Todos aqueles que de uma maneira ou de outra prestam atenção às coisas da literatura sabem bem como, desde há alguns anos, está a ser recitada no debate público uma oração fúnebre pela morte da crítica literária – uma morte ao retardador, um último sopro que nunca chega verdadeiramente ao fim e tem assim um aspecto fantasmático. Por isso é que dá origem à melancolia e não ao trabalho de luto.

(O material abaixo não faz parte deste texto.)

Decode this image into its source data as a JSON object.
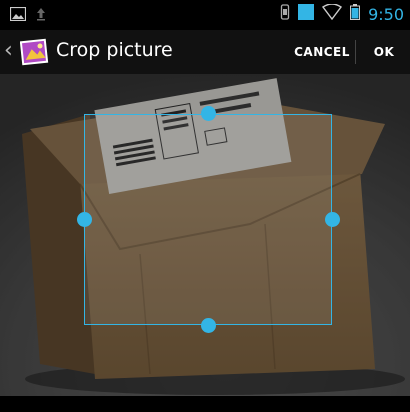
{
  "status_bar": {
    "time": "9:50",
    "icons": [
      "image-notification-icon",
      "upload-notification-icon",
      "vibrate-icon",
      "bluetooth-signal-icon",
      "wifi-icon",
      "battery-icon"
    ],
    "accent_color": "#33b5e5"
  },
  "action_bar": {
    "title": "Crop picture",
    "cancel_label": "CANCEL",
    "ok_label": "OK",
    "app_icon": "gallery-app-icon"
  },
  "editor": {
    "highlight_color": "#33b5e5",
    "handles": [
      "top",
      "left",
      "right",
      "bottom"
    ]
  }
}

Na perspectiva de uma teoria crítica da história, as coisas são muito mais complicadas e não podem ser vistas apenas à luz das circunstâncias do nosso tempo. Essa perspectiva, encontramo-la num ensaio de um obscuro romântico alemão, chamado Carl Gustav Jochmann, intitulado Os Retrocessos da Poesia, que quase ninguém conheceria hoje se Walter Benjamin não o tivesse desenterrado num artigo que foi publicado em 1939 na Revista de Investigação Social, o órgão da chamada Escola de Frankfurt. Segundo Benjamin, Jochmann, no seu ensaio, abrange “a história da humanidade, dos tempos primitivos até um futuro longínquo. Neste lapso de tempo, a poesia nasce e perece”. Mas o que significa exactamente este declínio?

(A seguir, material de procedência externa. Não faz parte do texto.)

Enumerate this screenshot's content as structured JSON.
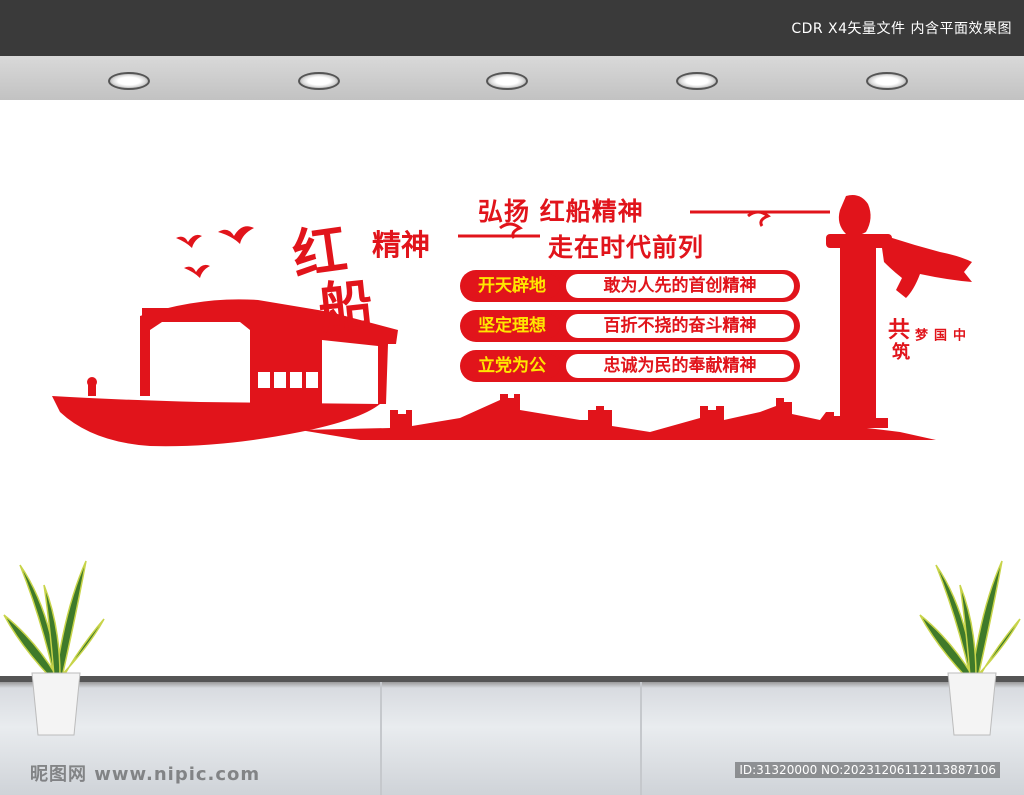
{
  "header": {
    "caption": "CDR X4矢量文件  内含平面效果图"
  },
  "mural": {
    "title_calligraphy_1": "红",
    "title_calligraphy_2": "船",
    "title_suffix": "精神",
    "slogan_line1": "弘扬 红船精神",
    "slogan_line2": "走在时代前列",
    "rows": [
      {
        "left": "开天辟地",
        "right": "敢为人先的首创精神"
      },
      {
        "left": "坚定理想",
        "right": "百折不挠的奋斗精神"
      },
      {
        "left": "立党为公",
        "right": "忠诚为民的奉献精神"
      }
    ],
    "side_text_1": "共",
    "side_text_2": "筑",
    "side_text_3": "中国梦",
    "colors": {
      "red": "#e1141b",
      "yellow": "#ffe600"
    }
  },
  "watermark": {
    "site": "昵图网 www.nipic.com",
    "id": "ID:31320000 NO:20231206112113887106"
  }
}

A tese de Jochmann é a de que nos povos primitivos a poesia tem um valor, uma função e uma influência que se perdem à medida que a totalidade das crenças e do saber de um povo, de que ela é depositária, dá lugar a uma racionalidade que separa o saber em muitos ramos especializados. Este ponto de vista ajuda-nos a perceber que os declínios e silêncios da poesia, em particular, e da literatura, em geral, precisam de ser compreendidos não apenas pelas contingências históricas de curto prazo (as circunstâncias do presente), mas por um movimento histórico-cultural de longo prazo.

Baudelaire foi o poeta moderno que mais profundamente interrogou as novas condições a que a poesia está sujeita, tanto do lado da produção como da recepção. Devemos lê-lo para perceber que as sombras não surgiram recentemente e é preciso que os balanços e diagnósticos desencantados do nosso tempo, quanto à situação nada próspera das coisas da poesia, sem anular as responsabilidades do presente, saibam perscrutar um horizonte muito mais longínquo. 


Livro de Recitações

“O poder é logístico. Bloqueemos tudo!”
Frase de origem anónima, que não foi pronunciada pelos sindicato dos motoristas de matérias perigosas, mas poderia ter sido.

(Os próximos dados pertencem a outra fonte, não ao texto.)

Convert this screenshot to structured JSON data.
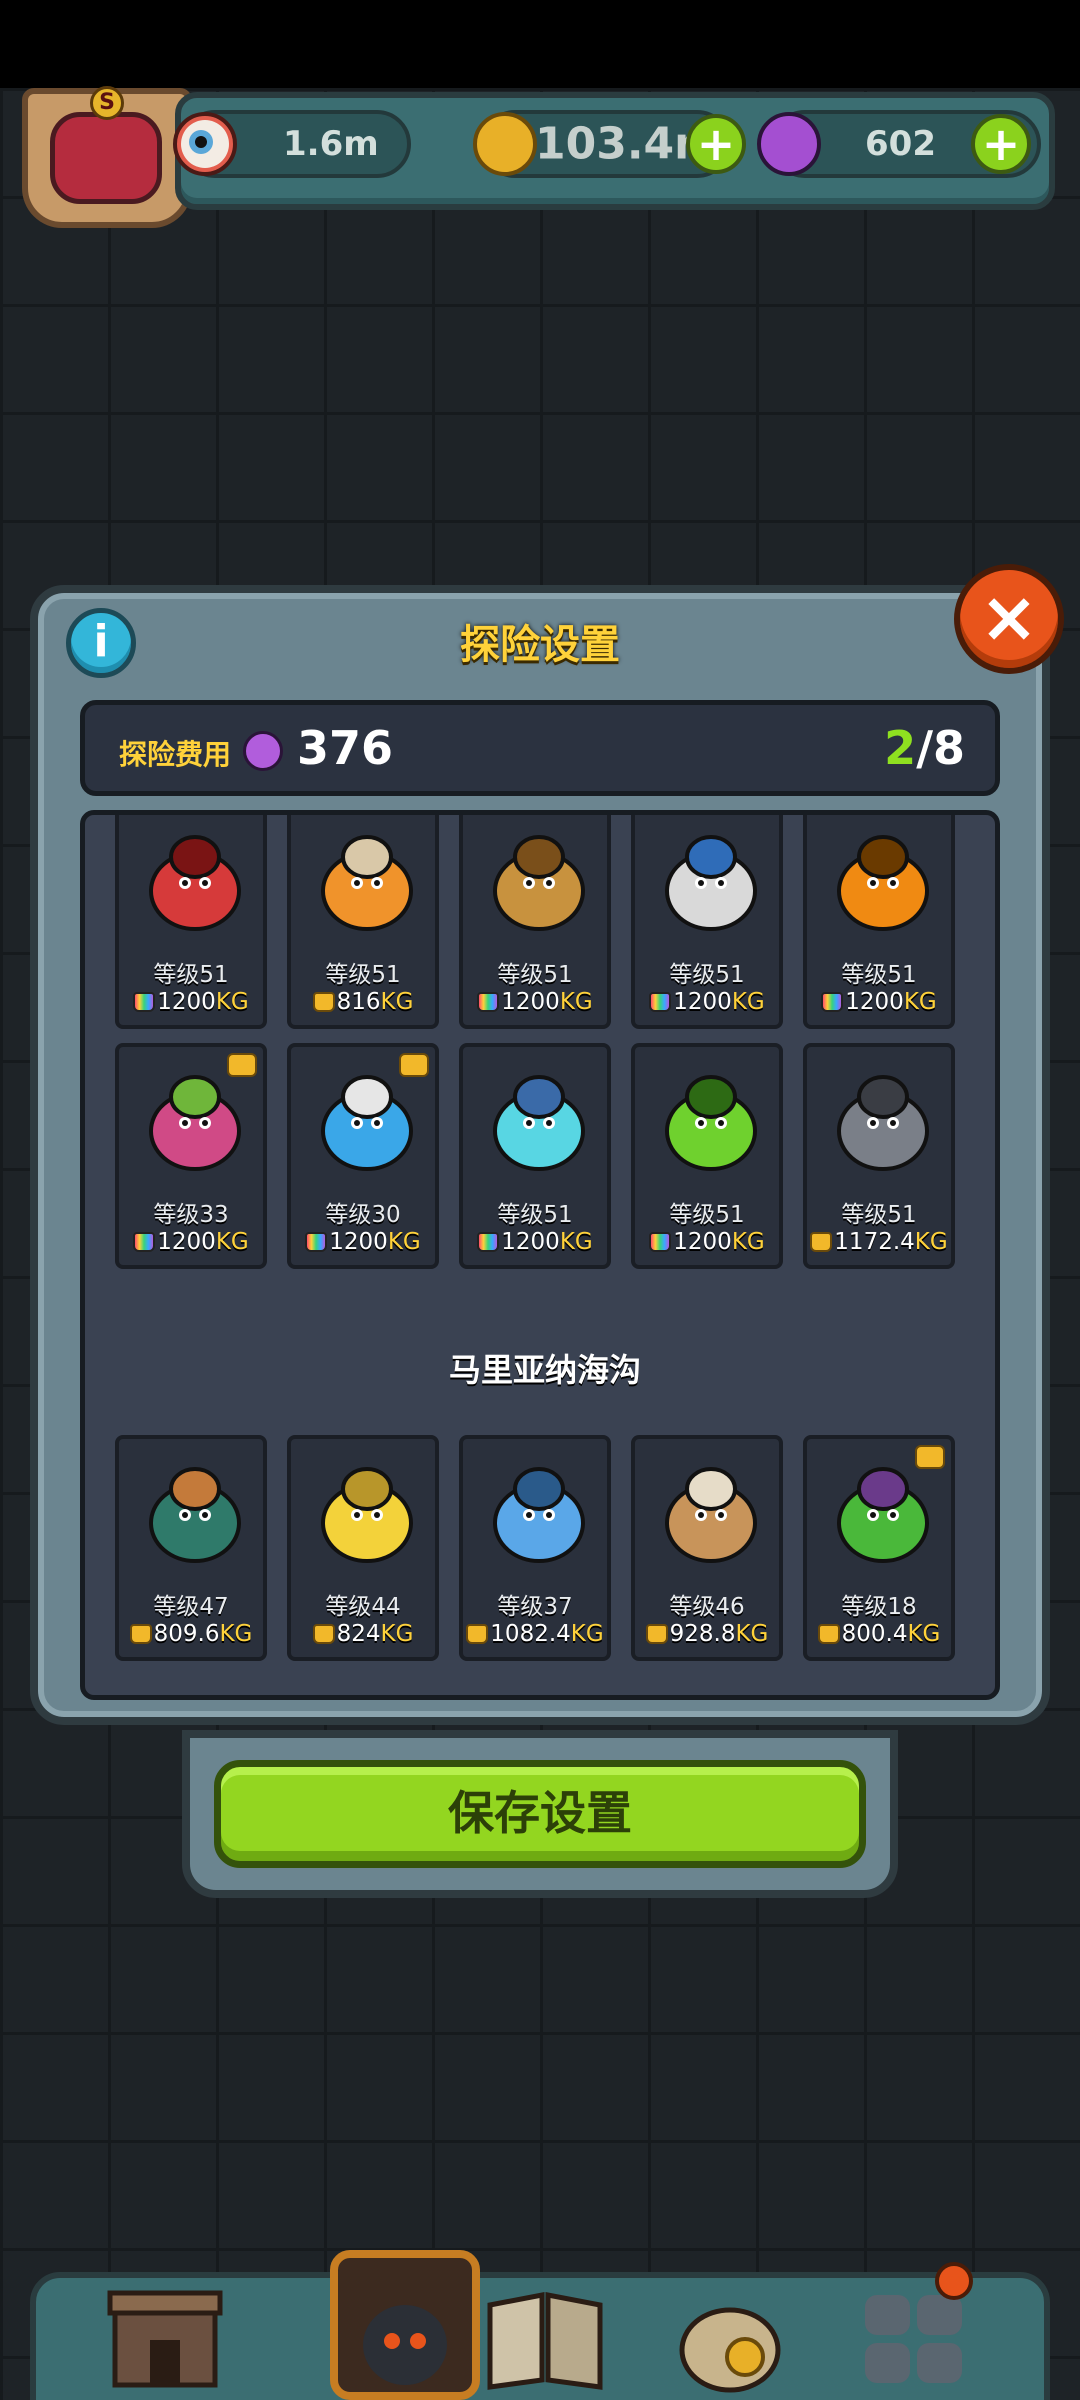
{
  "topbar": {
    "eye_value": "1.6m",
    "coin_value": "103.4m",
    "potion_value": "602",
    "avatar_letter": "S"
  },
  "dialog": {
    "title": "探险设置",
    "info_label": "i",
    "close_label": "×",
    "cost_label": "探险费用",
    "cost_value": "376",
    "slots_current": "2",
    "slots_total": "/8",
    "section_title": "马里亚纳海沟",
    "save_label": "保存设置"
  },
  "colors": {
    "accent_green": "#93d620",
    "title_yellow": "#ffd23a",
    "close_orange": "#e8541b"
  },
  "monsters": [
    {
      "level": "等级51",
      "weight": "1200",
      "unit": "KG",
      "bag": "rainbow",
      "icon": "red-toad-monster-icon",
      "badge": false
    },
    {
      "level": "等级51",
      "weight": "816",
      "unit": "KG",
      "bag": "gold",
      "icon": "mushroom-beast-icon",
      "badge": false
    },
    {
      "level": "等级51",
      "weight": "1200",
      "unit": "KG",
      "bag": "rainbow",
      "icon": "yeti-monster-icon",
      "badge": false
    },
    {
      "level": "等级51",
      "weight": "1200",
      "unit": "KG",
      "bag": "rainbow",
      "icon": "chainsaw-pig-icon",
      "badge": false
    },
    {
      "level": "等级51",
      "weight": "1200",
      "unit": "KG",
      "bag": "rainbow",
      "icon": "pumpkin-monster-icon",
      "badge": false
    },
    {
      "level": "等级33",
      "weight": "1200",
      "unit": "KG",
      "bag": "rainbow",
      "icon": "onion-plant-monster-icon",
      "badge": true
    },
    {
      "level": "等级30",
      "weight": "1200",
      "unit": "KG",
      "bag": "rainbow",
      "icon": "milk-snail-icon",
      "badge": true
    },
    {
      "level": "等级51",
      "weight": "1200",
      "unit": "KG",
      "bag": "rainbow",
      "icon": "fish-bowl-icon",
      "badge": false
    },
    {
      "level": "等级51",
      "weight": "1200",
      "unit": "KG",
      "bag": "rainbow",
      "icon": "green-caterpillar-icon",
      "badge": false
    },
    {
      "level": "等级51",
      "weight": "1172.4",
      "unit": "KG",
      "bag": "gold",
      "icon": "rock-golem-icon",
      "badge": false
    }
  ],
  "trench_monsters": [
    {
      "level": "等级47",
      "weight": "809.6",
      "unit": "KG",
      "bag": "gold",
      "icon": "sea-urchin-icon",
      "badge": false
    },
    {
      "level": "等级44",
      "weight": "824",
      "unit": "KG",
      "bag": "gold",
      "icon": "banana-squid-icon",
      "badge": false
    },
    {
      "level": "等级37",
      "weight": "1082.4",
      "unit": "KG",
      "bag": "gold",
      "icon": "blue-crab-icon",
      "badge": false
    },
    {
      "level": "等级46",
      "weight": "928.8",
      "unit": "KG",
      "bag": "gold",
      "icon": "walrus-shell-icon",
      "badge": false
    },
    {
      "level": "等级18",
      "weight": "800.4",
      "unit": "KG",
      "bag": "gold",
      "icon": "mantis-centipede-icon",
      "badge": true
    }
  ],
  "nav": [
    {
      "icon": "shop-building-icon"
    },
    {
      "icon": "dungeon-expedition-icon"
    },
    {
      "icon": "book-icon"
    },
    {
      "icon": "coin-bag-icon"
    },
    {
      "icon": "collection-grid-icon"
    }
  ]
}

Esta frase, grafitada nas ruas de Turim e fonte de inspiração de movimentos de insurreição recentes, serviu de título a um capítulo do livro À nos amis (2014), do auto-intitulado “Comité Invisible”. A ideia de que o verdadeiro poder não está nas instituições, mas nas infra-estruturas, na organização material – e também imaterial, cibernética – cada vez mais vulnerável da nossa vida quotidiana, pode ser facilmente verificada na greve dos motoristas de matérias perigosas. Estes homens perceberam isso muito bem e puseram em acção esse poder que não é uma força de classe, mas um poder estratégico. Não é um poder revolucionário, mas muito mais de tipo insurrecional. Contra ele, o fraco poder governamental reduz-se a nada, a não ser chamando o exército e a polícia, instaurando o estado de excepção militar que se chama, eufemisticamente, “requisição civil”. A diferença entre o que é da ordem da política e o que é da ordem da polícia, já de si tão ténue no nosso tempo, anula-se agora completamente e a sede do governo torna-se um quartel-general da cúpula governamental-policial.